Quand, il y a cinq ans, Alexandre Zumbiehl décide de revenir au Fenua pour veiller sur sa grand-mère, non seulement il se marie et a deux enfants, mais il choisit aussi très vite de devenir son propre patron. D’abord préoccupé par l’immobilier, il opte finalement pour l’export des produits de la mer. Avec Tahiti tropical fish, il expédie vers les États-Unis et la France des bénitiers pour les fous d’aquariophilie.

En 2009, avec David, ils se lancent dans la fabrication de drones. A l’époque, pour des raisons foncières, ils recherchent des cartes topographiques aériennes.
 Or les plus récentes datent de 2001 et
 ne rendent pas compte des évolutions récentes du plan d’occupation des 
sols. Résultat, depuis leur garage, ils mettent au point un drone pour la cartographie aérienne qui aujourd’hui œuvre pour l’agence de l’urbanisme.
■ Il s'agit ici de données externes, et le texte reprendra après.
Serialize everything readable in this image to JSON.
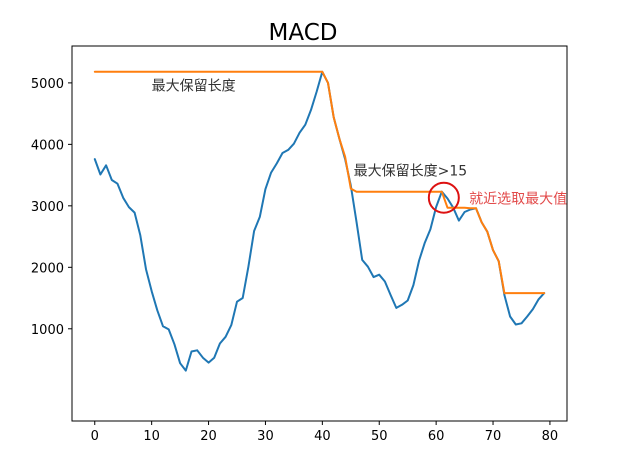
{
  "chart_data": {
    "type": "line",
    "title": "MACD",
    "xlabel": "",
    "ylabel": "",
    "xlim": [
      -4,
      83
    ],
    "ylim": [
      -500,
      5600
    ],
    "xticks": [
      0,
      10,
      20,
      30,
      40,
      50,
      60,
      70,
      80
    ],
    "yticks": [
      1000,
      2000,
      3000,
      4000,
      5000
    ],
    "grid": false,
    "series": [
      {
        "color": "#1f77b4",
        "x": [
          0,
          1,
          2,
          3,
          4,
          5,
          6,
          7,
          8,
          9,
          10,
          11,
          12,
          13,
          14,
          15,
          16,
          17,
          18,
          19,
          20,
          21,
          22,
          23,
          24,
          25,
          26,
          27,
          28,
          29,
          30,
          31,
          32,
          33,
          34,
          35,
          36,
          37,
          38,
          39,
          40,
          41,
          42,
          43,
          44,
          45,
          46,
          47,
          48,
          49,
          50,
          51,
          52,
          53,
          54,
          55,
          56,
          57,
          58,
          59,
          60,
          61,
          62,
          63,
          64,
          65,
          66,
          67,
          68,
          69,
          70,
          71,
          72,
          73,
          74,
          75,
          76,
          77,
          78,
          79
        ],
        "y": [
          3760,
          3510,
          3660,
          3420,
          3360,
          3130,
          2980,
          2890,
          2520,
          1970,
          1610,
          1300,
          1040,
          990,
          750,
          440,
          320,
          630,
          650,
          530,
          450,
          530,
          760,
          870,
          1060,
          1440,
          1500,
          2010,
          2590,
          2820,
          3270,
          3540,
          3690,
          3860,
          3910,
          4010,
          4190,
          4320,
          4560,
          4860,
          5180,
          5000,
          4440,
          4090,
          3760,
          3330,
          2740,
          2120,
          2010,
          1840,
          1880,
          1770,
          1550,
          1340,
          1390,
          1460,
          1710,
          2110,
          2400,
          2620,
          2980,
          3230,
          3120,
          2970,
          2760,
          2900,
          2940,
          2960,
          2730,
          2580,
          2280,
          2100,
          1550,
          1200,
          1070,
          1090,
          1200,
          1320,
          1480,
          1580
        ]
      },
      {
        "color": "#ff7f0e",
        "x": [
          0,
          40,
          41,
          42,
          43,
          44,
          45,
          46,
          47,
          48,
          49,
          50,
          51,
          52,
          53,
          54,
          55,
          56,
          57,
          58,
          59,
          60,
          61,
          62,
          63,
          64,
          65,
          66,
          67,
          68,
          69,
          70,
          71,
          72,
          73,
          74,
          75,
          76,
          77,
          78,
          79
        ],
        "y": [
          5180,
          5180,
          5000,
          4440,
          4090,
          3800,
          3280,
          3230,
          3230,
          3230,
          3230,
          3230,
          3230,
          3230,
          3230,
          3230,
          3230,
          3230,
          3230,
          3230,
          3230,
          3230,
          3230,
          2970,
          2970,
          2970,
          2970,
          2960,
          2960,
          2730,
          2580,
          2280,
          2100,
          1580,
          1580,
          1580,
          1580,
          1580,
          1580,
          1580,
          1580
        ]
      }
    ],
    "annotations": [
      {
        "text": "最大保留长度",
        "x": 10,
        "y": 4880,
        "color": "#333333"
      },
      {
        "text": "最大保留长度>15",
        "x": 45.5,
        "y": 3490,
        "color": "#333333"
      },
      {
        "text": "就近选取最大值",
        "x": 65.8,
        "y": 3040,
        "color": "#e24a4a"
      }
    ],
    "highlight_circle": {
      "x": 61,
      "y": 3230,
      "color": "#dd1111"
    }
  }
}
Depuis, l’idée a mûri. L’un des défis majeurs pour le territoire est de surveiller et protéger ses 5 millions de kilomètres carrés de mer. Comment intercepter un bateau soupçonné de piraterie et détecté par un avion, alors même que la plus proche patrouille se situe à deux jours de navigation ? Seuls des moyens plus légers, plus mobiles peuvent résoudre l’équation.

Un projet convaincant

Tels deux Géo Trouvetou, David et Alexandre commencent alors à dessiner des plans, à concevoir des programmations et à imaginer des drones qui puissent répondre à cette demande. Actuellement, les principaux acteurs du marché sont américains et butent sur deux obstacles majeurs : le poids des drones – 70 kilos en moyenne – et leur prix – plus de 1,5 million de dollars.
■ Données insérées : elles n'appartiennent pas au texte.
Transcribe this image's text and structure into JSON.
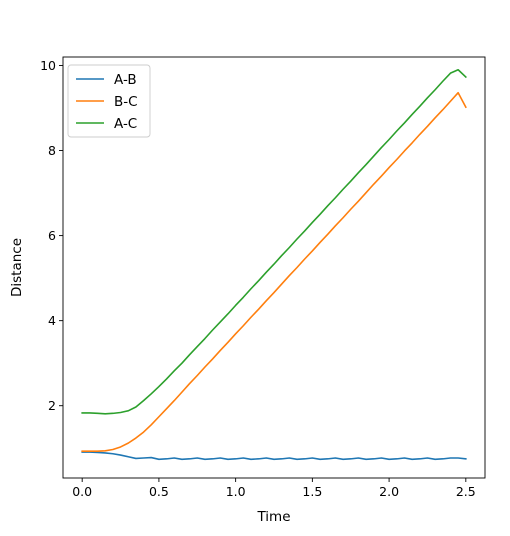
{
  "chart_data": {
    "type": "line",
    "xlabel": "Time",
    "ylabel": "Distance",
    "xlim": [
      -0.125,
      2.625
    ],
    "ylim": [
      0.3,
      10.2
    ],
    "xticks": [
      0.0,
      0.5,
      1.0,
      1.5,
      2.0,
      2.5
    ],
    "xtick_labels": [
      "0.0",
      "0.5",
      "1.0",
      "1.5",
      "2.0",
      "2.5"
    ],
    "yticks": [
      2,
      4,
      6,
      8,
      10
    ],
    "ytick_labels": [
      "2",
      "4",
      "6",
      "8",
      "10"
    ],
    "grid": false,
    "legend_position": "top-left",
    "x": [
      0.0,
      0.05,
      0.1,
      0.15,
      0.2,
      0.25,
      0.3,
      0.35,
      0.4,
      0.45,
      0.5,
      0.55,
      0.6,
      0.65,
      0.7,
      0.75,
      0.8,
      0.85,
      0.9,
      0.95,
      1.0,
      1.05,
      1.1,
      1.15,
      1.2,
      1.25,
      1.3,
      1.35,
      1.4,
      1.45,
      1.5,
      1.55,
      1.6,
      1.65,
      1.7,
      1.75,
      1.8,
      1.85,
      1.9,
      1.95,
      2.0,
      2.05,
      2.1,
      2.15,
      2.2,
      2.25,
      2.3,
      2.35,
      2.4,
      2.45,
      2.5
    ],
    "series": [
      {
        "name": "A-B",
        "color": "#1f77b4",
        "values": [
          0.91,
          0.91,
          0.9,
          0.89,
          0.87,
          0.84,
          0.8,
          0.76,
          0.77,
          0.78,
          0.74,
          0.75,
          0.77,
          0.74,
          0.75,
          0.77,
          0.74,
          0.75,
          0.77,
          0.74,
          0.75,
          0.77,
          0.74,
          0.75,
          0.77,
          0.74,
          0.75,
          0.77,
          0.74,
          0.75,
          0.77,
          0.74,
          0.75,
          0.77,
          0.74,
          0.75,
          0.77,
          0.74,
          0.75,
          0.77,
          0.74,
          0.75,
          0.77,
          0.74,
          0.75,
          0.77,
          0.74,
          0.75,
          0.77,
          0.77,
          0.75
        ]
      },
      {
        "name": "B-C",
        "color": "#ff7f0e",
        "values": [
          0.93,
          0.93,
          0.93,
          0.94,
          0.97,
          1.03,
          1.12,
          1.24,
          1.38,
          1.55,
          1.74,
          1.93,
          2.12,
          2.32,
          2.52,
          2.71,
          2.91,
          3.1,
          3.3,
          3.49,
          3.69,
          3.88,
          4.08,
          4.27,
          4.47,
          4.66,
          4.86,
          5.06,
          5.25,
          5.45,
          5.64,
          5.84,
          6.03,
          6.23,
          6.42,
          6.62,
          6.81,
          7.01,
          7.21,
          7.4,
          7.6,
          7.79,
          7.99,
          8.18,
          8.38,
          8.57,
          8.77,
          8.96,
          9.16,
          9.36,
          9.02
        ]
      },
      {
        "name": "A-C",
        "color": "#2ca02c",
        "values": [
          1.83,
          1.83,
          1.82,
          1.81,
          1.82,
          1.84,
          1.88,
          1.97,
          2.12,
          2.28,
          2.45,
          2.63,
          2.82,
          3.0,
          3.2,
          3.39,
          3.58,
          3.78,
          3.97,
          4.16,
          4.36,
          4.55,
          4.75,
          4.94,
          5.14,
          5.33,
          5.53,
          5.72,
          5.92,
          6.11,
          6.31,
          6.5,
          6.7,
          6.89,
          7.09,
          7.28,
          7.48,
          7.67,
          7.87,
          8.07,
          8.26,
          8.46,
          8.65,
          8.85,
          9.04,
          9.24,
          9.43,
          9.63,
          9.82,
          9.9,
          9.73
        ]
      }
    ]
  }
}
A la lecture de leurs travaux, Éric Clua, chargé de mission pour la recherche (DRRT), a immédiatement encourage Alexandre et David à se présenter au concours national des projets émergents pour les entreprises innovantes. Cette compétition permet d’accompagner en France des porteurs de projet, grâce à la Banque publique d’investissement et Oséo. Pari gagné, Alexandre et David ont réussi à convaincre. Résultat, ils ont reçu 45 000 euros pour réaliser leur prototype : un drone de 5 mètres d’envergure, doté d’un moteur thermique, d’une autonomie de douze à vingt-quatre heures, en carbone, qui n’excède pas 20 kilos. Il entre en phase de test avec le Maritime Rescue Coordination Center (MRCC) pour une première mission de reconnaissance dans les eaux territoriales.
Au-delà de la surveillance de la zone économique exclusive de la Polynésie française, Alexandre et David veulent s’attaquer au marché mondial des drones.

Et, d’ores et déjà, des investisseurs américains ont décidé de soutenir les essais sur un drone à longue portée. Avec un prix de vente inférieur à 1 million de dollars, Alexandre et David veulent s’attaquer au marché mondial de la surveillance des zones économiques exclusives (ZEE) comme la Polynésie française.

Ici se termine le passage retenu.